Mumbai, Aug. 30: ICICI Bank today revised its prime lending rate (PLR), reducing its short-term PLR by more than 100 basis points.
ICICI Bank’s latest move is expected to fuel a bout of fresh cuts by other banks. The banking system is awash with funds and today’s announcement by ICICI Bank is an indication that it has set its sights on chasing borrowers by offering attractive rates.
The revision in PLR will take effect from September 1. ICICI Bank has reduced the short-term prime rate for advances up to one year maturity by 1 per cent to 11.5 per cent while the medium term prime rate for advances of one to three years’ maturity has been reduced by 50 basis points to 12 per cent.
ICICI Bank’s long-term prime rate for advances beyond three years maturity has been fixed at 12.5 per cent.

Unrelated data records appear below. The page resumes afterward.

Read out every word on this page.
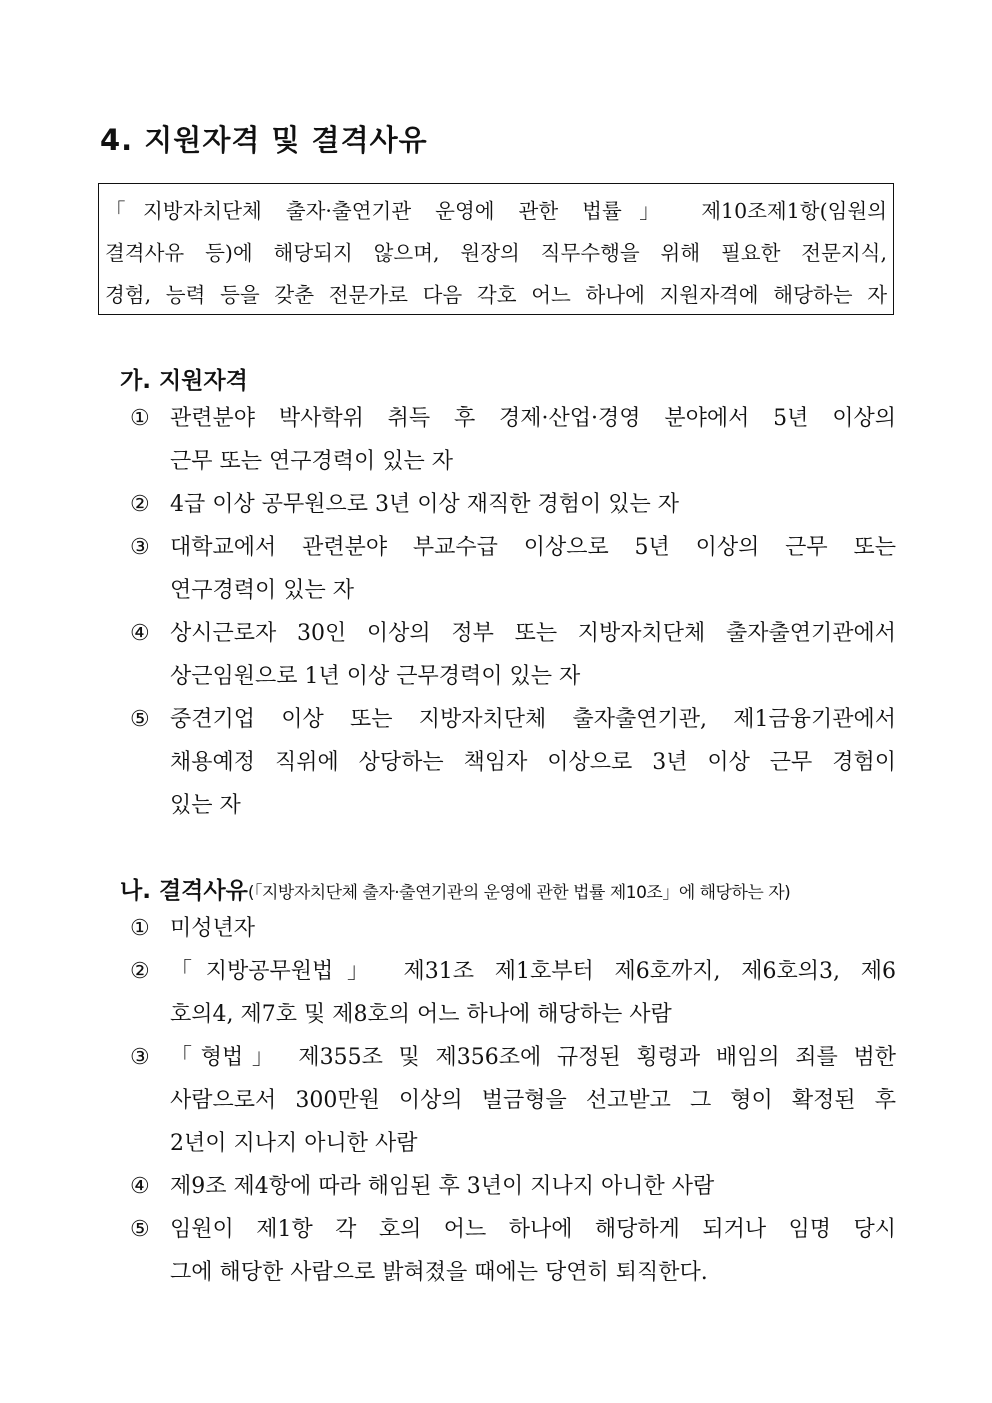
4. 지원자격 및 결격사유
「지방자치단체 출자·출연기관 운영에 관한 법률」 제10조제1항(임원의
결격사유 등)에 해당되지 않으며, 원장의 직무수행을 위해 필요한 전문지식,
경험, 능력 등을 갖춘 전문가로 다음 각호 어느 하나에 지원자격에 해당하는 자
가. 지원자격
① 관련분야 박사학위 취득 후 경제·산업·경영 분야에서 5년 이상의
근무 또는 연구경력이 있는 자
② 4급 이상 공무원으로 3년 이상 재직한 경험이 있는 자
③ 대학교에서 관련분야 부교수급 이상으로 5년 이상의 근무 또는
연구경력이 있는 자
④ 상시근로자 30인 이상의 정부 또는 지방자치단체 출자출연기관에서
상근임원으로 1년 이상 근무경력이 있는 자
⑤ 중견기업 이상 또는 지방자치단체 출자출연기관, 제1금융기관에서
채용예정 직위에 상당하는 책임자 이상으로 3년 이상 근무 경험이
있는 자
나. 결격사유(「지방자치단체 출자·출연기관의 운영에 관한 법률 제10조」에 해당하는 자)
① 미성년자
② 「지방공무원법」 제31조 제1호부터 제6호까지, 제6호의3, 제6
호의4, 제7호 및 제8호의 어느 하나에 해당하는 사람
③ 「형법」 제355조 및 제356조에 규정된 횡령과 배임의 죄를 범한
사람으로서 300만원 이상의 벌금형을 선고받고 그 형이 확정된 후
2년이 지나지 아니한 사람
④ 제9조 제4항에 따라 해임된 후 3년이 지나지 아니한 사람
⑤ 임원이 제1항 각 호의 어느 하나에 해당하게 되거나 임명 당시
그에 해당한 사람으로 밝혀졌을 때에는 당연히 퇴직한다.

For cash credit facility, the bank has reduced its prime rate by 0.50 per cent to 13 per cent.
ICICI Bank’s cut in PLR comes at a time when yields on government securities are once again heading towards all-time lows.
Market circles say that corporate bond yields were traded at historic lows on Thursday, with the aluminium major Hindalco’s five year bond trading at a low of 7.47 per cent.
Banks will be forced to take a new look at the interest rates as the recent tendency of corporates to tap the bond markets rather than borrow from banks.